Many relational databases provide an extended SQL function to help the data warehouse developers. The built-in functions such isnumeric is used to check given string value is a number or numeric values. In my other article, we have seen Hive isnumeric alternatives. As of now, Apache Hive does not support any built-in function to check if given string or expression is numeric or integer.

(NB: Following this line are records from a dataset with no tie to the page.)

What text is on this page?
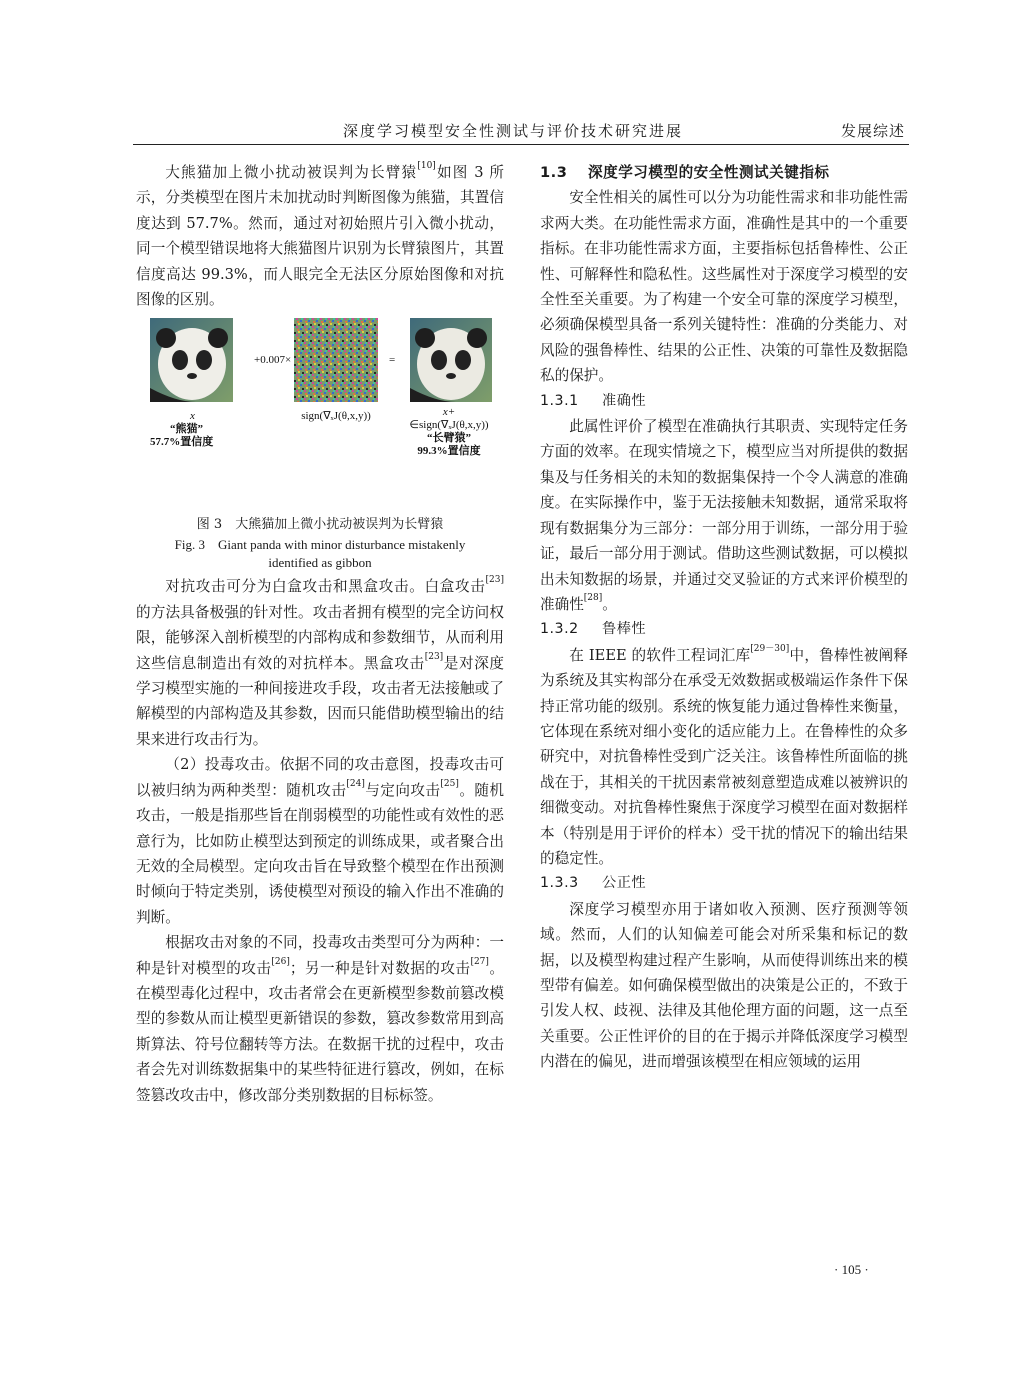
深度学习模型安全性测试与评价技术研究进展	发展综述

大熊猫加上微小扰动被误判为长臂猿[10]如图 3 所示，分类模型在图片未加扰动时判断图像为熊猫，其置信度达到 57.7%。然而，通过对初始照片引入微小扰动，同一个模型错误地将大熊猫图片识别为长臂猿图片，其置信度高达 99.3%，而人眼完全无法区分原始图像和对抗图像的区别。

+0.007×	=
x
“熊猫”
57.7%置信度
sign(∇ₓJ(θ,x,y))	x+
∈sign(∇ₓJ(θ,x,y))
“长臂猿”
99.3%置信度
图 3　大熊猫加上微小扰动被误判为长臂猿
Fig. 3　Giant panda with minor disturbance mistakenly
identified as gibbon

对抗攻击可分为白盒攻击和黑盒攻击。白盒攻击[23]的方法具备极强的针对性。攻击者拥有模型的完全访问权限，能够深入剖析模型的内部构成和参数细节，从而利用这些信息制造出有效的对抗样本。黑盒攻击[23]是对深度学习模型实施的一种间接进攻手段，攻击者无法接触或了解模型的内部构造及其参数，因而只能借助模型输出的结果来进行攻击行为。

（2）投毒攻击。依据不同的攻击意图，投毒攻击可以被归纳为两种类型：随机攻击[24]与定向攻击[25]。随机攻击，一般是指那些旨在削弱模型的功能性或有效性的恶意行为，比如防止模型达到预定的训练成果，或者聚合出无效的全局模型。定向攻击旨在导致整个模型在作出预测时倾向于特定类别，诱使模型对预设的输入作出不准确的判断。

根据攻击对象的不同，投毒攻击类型可分为两种：一种是针对模型的攻击[26]；另一种是针对数据的攻击[27]。在模型毒化过程中，攻击者常会在更新模型参数前篡改模型的参数从而让模型更新错误的参数，篡改参数常用到高斯算法、符号位翻转等方法。在数据干扰的过程中，攻击者会先对训练数据集中的某些特征进行篡改，例如，在标签篡改攻击中，修改部分类别数据的目标标签。

1.3 深度学习模型的安全性测试关键指标

安全性相关的属性可以分为功能性需求和非功能性需求两大类。在功能性需求方面，准确性是其中的一个重要指标。在非功能性需求方面，主要指标包括鲁棒性、公正性、可解释性和隐私性。这些属性对于深度学习模型的安全性至关重要。为了构建一个安全可靠的深度学习模型，必须确保模型具备一系列关键特性：准确的分类能力、对风险的强鲁棒性、结果的公正性、决策的可靠性及数据隐私的保护。

1.3.1 准确性

此属性评价了模型在准确执行其职责、实现特定任务方面的效率。在现实情境之下，模型应当对所提供的数据集及与任务相关的未知的数据集保持一个令人满意的准确度。在实际操作中，鉴于无法接触未知数据，通常采取将现有数据集分为三部分：一部分用于训练，一部分用于验证，最后一部分用于测试。借助这些测试数据，可以模拟出未知数据的场景，并通过交叉验证的方式来评价模型的准确性[28]。

1.3.2 鲁棒性

在 IEEE 的软件工程词汇库[29－30]中，鲁棒性被阐释为系统及其实构部分在承受无效数据或极端运作条件下保持正常功能的级别。系统的恢复能力通过鲁棒性来衡量，它体现在系统对细小变化的适应能力上。在鲁棒性的众多研究中，对抗鲁棒性受到广泛关注。该鲁棒性所面临的挑战在于，其相关的干扰因素常被刻意塑造成难以被辨识的细微变动。对抗鲁棒性聚焦于深度学习模型在面对数据样本（特别是用于评价的样本）受干扰的情况下的输出结果的稳定性。

1.3.3 公正性

深度学习模型亦用于诸如收入预测、医疗预测等领域。然而，人们的认知偏差可能会对所采集和标记的数据，以及模型构建过程产生影响，从而使得训练出来的模型带有偏差。如何确保模型做出的决策是公正的，不致于引发人权、歧视、法律及其他伦理方面的问题，这一点至关重要。公正性评价的目的在于揭示并降低深度学习模型内潜在的偏见，进而增强该模型在相应领域的运用

· 105 ·
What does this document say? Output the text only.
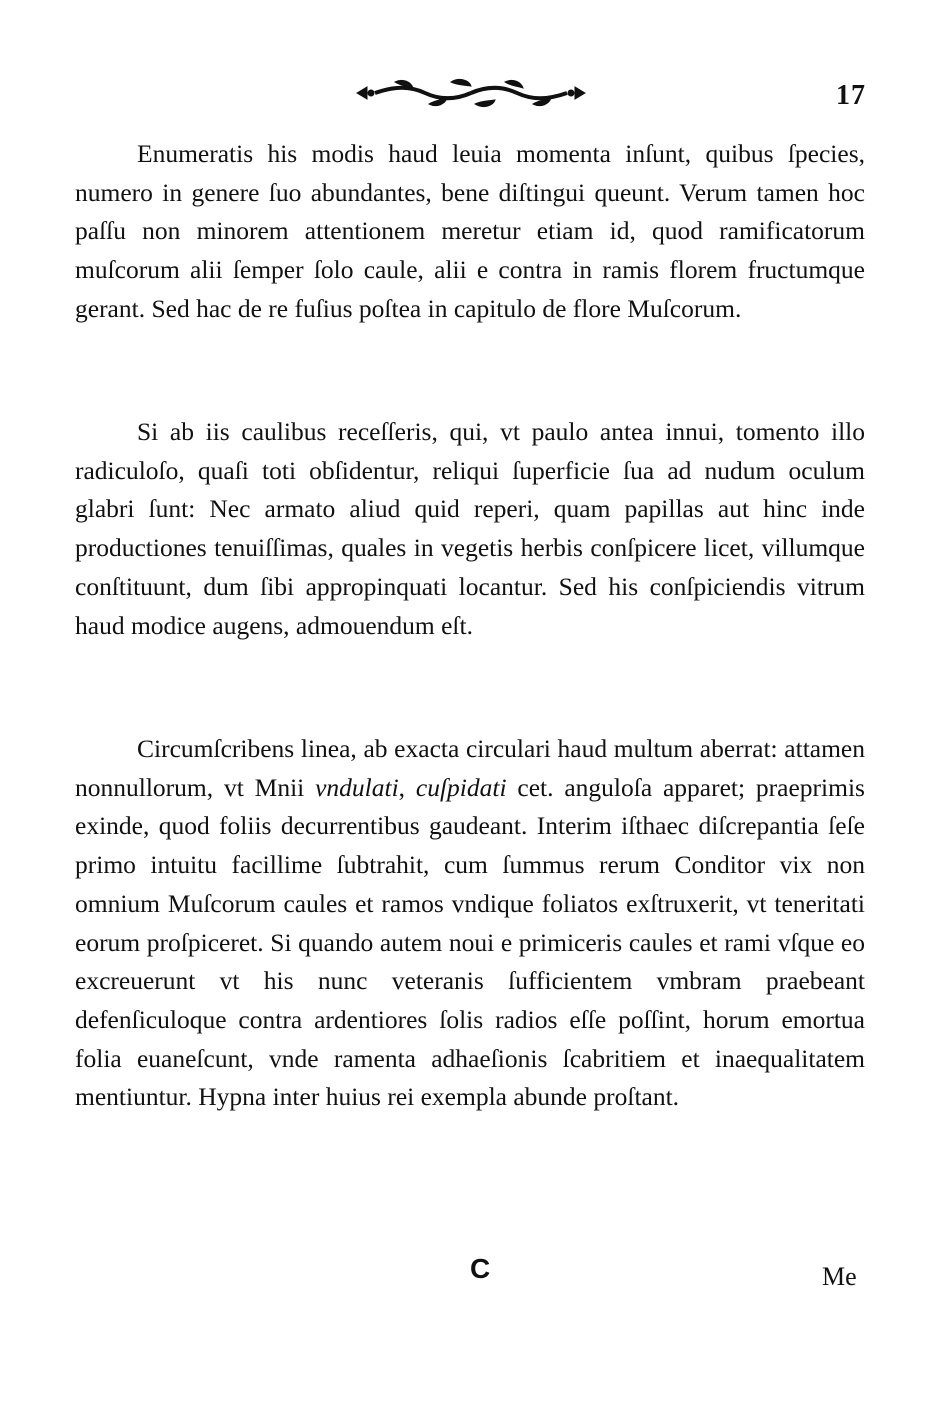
17

Enumeratis his modis haud leuia momenta inſunt, quibus ſpecies, numero in genere ſuo abundantes, bene diſtingui queunt. Verum tamen hoc paſſu non minorem attentionem meretur etiam id, quod ramificatorum muſcorum alii ſemper ſolo caule, alii e contra in ramis florem fructumque gerant. Sed hac de re fuſius poſtea in capitulo de flore Muſcorum.

Si ab iis caulibus receſſeris, qui, vt paulo antea innui, tomento illo radiculoſo, quaſi toti obſidentur, reliqui ſuperficie ſua ad nudum oculum glabri ſunt: Nec armato aliud quid reperi, quam papillas aut hinc inde productiones tenuiſſimas, quales in vegetis herbis conſpicere licet, villumque conſtituunt, dum ſibi appropinquati locantur. Sed his conſpiciendis vitrum haud modice augens, admouendum eſt.

Circumſcribens linea, ab exacta circulari haud multum aberrat: attamen nonnullorum, vt Mnii vndulati, cuſpidati cet. anguloſa apparet; praeprimis exinde, quod foliis decurrentibus gaudeant. Interim iſthaec diſcrepantia ſeſe primo intuitu facillime ſubtrahit, cum ſummus rerum Conditor vix non omnium Muſcorum caules et ramos vndique foliatos exſtruxerit, vt teneritati eorum proſpiceret. Si quando autem noui e primiceris caules et rami vſque eo excreuerunt vt his nunc veteranis ſufficientem vmbram praebeant defenſiculoque contra ardentiores ſolis radios eſſe poſſint, horum emortua folia euaneſcunt, vnde ramenta adhaeſionis ſcabritiem et inaequalitatem mentiuntur. Hypna inter huius rei exempla abunde proſtant.

C	Me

But, luckily there are many other options those you can use to check integer values in Apache Hive.

Methods to Check Integer Value in Hive

As mentioned earlier, integer value of a column or an expression can be validated by many methods.

You can use any of the following methods to validate numeric or number type in Hive.

  • RLIKE with Regular Expression
  • CAST Function
  • Create Hive Macro, or
  • Optionally, create user defined function

Now, let use verify the above methods with an example.

Hive RLIKE Statement

The RLIKE is a pattern matching statements available in Hive. Integer type can be validated by RLIKE. The RLIKE uses regular expression to match patterns to identify the integer type value.

You can use this Hive pattern matching function in the WHERE clause to get only integer values from a column or an expression.

For example, consider below SQL statement to validate integer values.

select col1 rlike '^(([0-9]*))$'
from (select '11214' as col1) as q;

+-------+--+
|  _c0  |
+-------+--+
| true  |
+-------+--+

You can use RLIKE in a WHERE condition to filter out non-integer values. In short, RLIKE can be used in either SELECT or WHERE depends on your requirements.

Use Hive CAST Function

The Hive CAST function converts the value of an expression or column to any other type. However, the result of the function will be NULL in case if the function cannot convert to a particular data type.

For example, consider below Hive query with CAST function in WHERE clause to ignore non-integer values.

select * 
from (select '11214' as col1 union all select '1255' as col1 union all select 'aaaa' as col1) as q 
where cast(col1 as INT) is not null;

+---------+--+
| q.col1  |
+---------+--+
| 11214   |
| 1255    |
+---------+--+

Related Article

Create Hive Macro To Check Integer Type Column

You can also create macro function to validate the integer column or an expression.

For example, consider below macro function which uses CAST function.

DROP TEMPORARY MACRO IF EXISTS isinteger;

CREATE TEMPORARY MACRO isinteger(inputstring string)
CASE WHEN CAST(inputstring AS INT) IS NULL THEN false else true
END
;

Use macro to validate an expression. For example,

select isinteger('1232'), isinteger('1ddd');

+-------+--------+--+
|  _c0  |  _c1   |
+-------+--------+--+
| true  | false  |
+-------+--------+--+

Related Article

Create User Defined Function to Validate Integer Value

Optionally, create user defined functions that you can use to validate integer value. Follow my other article Apache Hive user defined function and examples. But, you should know the programming language such as Java or Python to create UDF.

Hope this helps 🙂